Dans Toxique Planète ( le scandale invisible des maladies chroniques), paru au Seuil (316 pages, 19 euros), Cico détaille la folle expansion mondiale de maladies comme le cancer, le diabète, l’obésité, les affections cardio-vasculaires, les allergies. Et il démontre avec clarté que nombre de systèmes de santé n’y résisteront pas, ployant et même cassant sous la charge. Il convainc de même que le sempiternel déficit de notre Sécurité sociale n’a rien d’une crise financière, mais tout d’un désastre sanitaire. Il faudrait évidemment remonter aux causes de ces authentiques épidémies. Savez-vous bien que le tiers des Français souffrent aujourd’hui d’une allergie au moins, qu’elle soit respiratoire, alimentaire, cutanée ? Mettant en cause l’alimentation et l’agriculture productiviste, les produits de l’industrie chimique, le tabac bien sûr, il en appelle à une révolution paradigmatique dans la santé publique.
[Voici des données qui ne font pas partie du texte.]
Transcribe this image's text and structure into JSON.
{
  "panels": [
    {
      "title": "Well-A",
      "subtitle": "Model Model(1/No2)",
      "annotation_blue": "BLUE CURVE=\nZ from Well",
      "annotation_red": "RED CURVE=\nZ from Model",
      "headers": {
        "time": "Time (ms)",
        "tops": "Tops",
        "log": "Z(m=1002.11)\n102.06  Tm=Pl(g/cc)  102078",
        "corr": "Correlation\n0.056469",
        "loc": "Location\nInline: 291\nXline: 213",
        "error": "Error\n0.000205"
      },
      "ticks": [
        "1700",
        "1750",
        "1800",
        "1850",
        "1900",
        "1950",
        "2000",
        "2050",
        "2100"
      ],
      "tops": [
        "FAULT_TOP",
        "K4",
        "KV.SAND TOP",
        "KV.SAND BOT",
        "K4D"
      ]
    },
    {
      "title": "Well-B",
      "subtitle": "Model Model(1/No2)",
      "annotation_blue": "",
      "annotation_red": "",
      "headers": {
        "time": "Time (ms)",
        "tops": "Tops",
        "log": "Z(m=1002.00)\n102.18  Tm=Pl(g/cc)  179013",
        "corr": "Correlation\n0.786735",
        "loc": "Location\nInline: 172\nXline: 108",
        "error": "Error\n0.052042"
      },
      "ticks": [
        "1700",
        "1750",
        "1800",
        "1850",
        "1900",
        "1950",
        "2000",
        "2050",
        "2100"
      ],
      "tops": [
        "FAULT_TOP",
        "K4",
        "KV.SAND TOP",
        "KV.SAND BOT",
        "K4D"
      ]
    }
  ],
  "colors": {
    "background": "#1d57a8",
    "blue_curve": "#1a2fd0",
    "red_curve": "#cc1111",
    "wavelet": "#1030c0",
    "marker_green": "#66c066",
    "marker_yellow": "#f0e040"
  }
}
Et ? Le livre fourmille de données impeccables, d’études, d’inquiétudes fortement documentées. À ce titre, il est davantage que précieux. Il faut non seulement le lire, mais aussi le conserver non loin de soi. Reste qu’il y manque selon moi un examen des responsabilités. Celles de l’industrie. Celles de la publicité, reine du mensonge. Celles des autorités publiques. Celles des forces politiques. Celles, même, des habitants de ce pays, que nous sommes tous. Je vois bien que Cico a voulu montrer que la critique écologiste était sérieuse, argumentée, solide puisqu’étayée. Mais le constat me paraît manquer de mise en perspective. Le livre refermé, on a un peu le sentiment d’un grand malheur fatal, lié au développement d’une méta-machine incontrôlable, qu’on ne pourrait contenir qu’à ses marges. Cela ne change rien à l’intérêt évident du livre, mais cela devait être dit.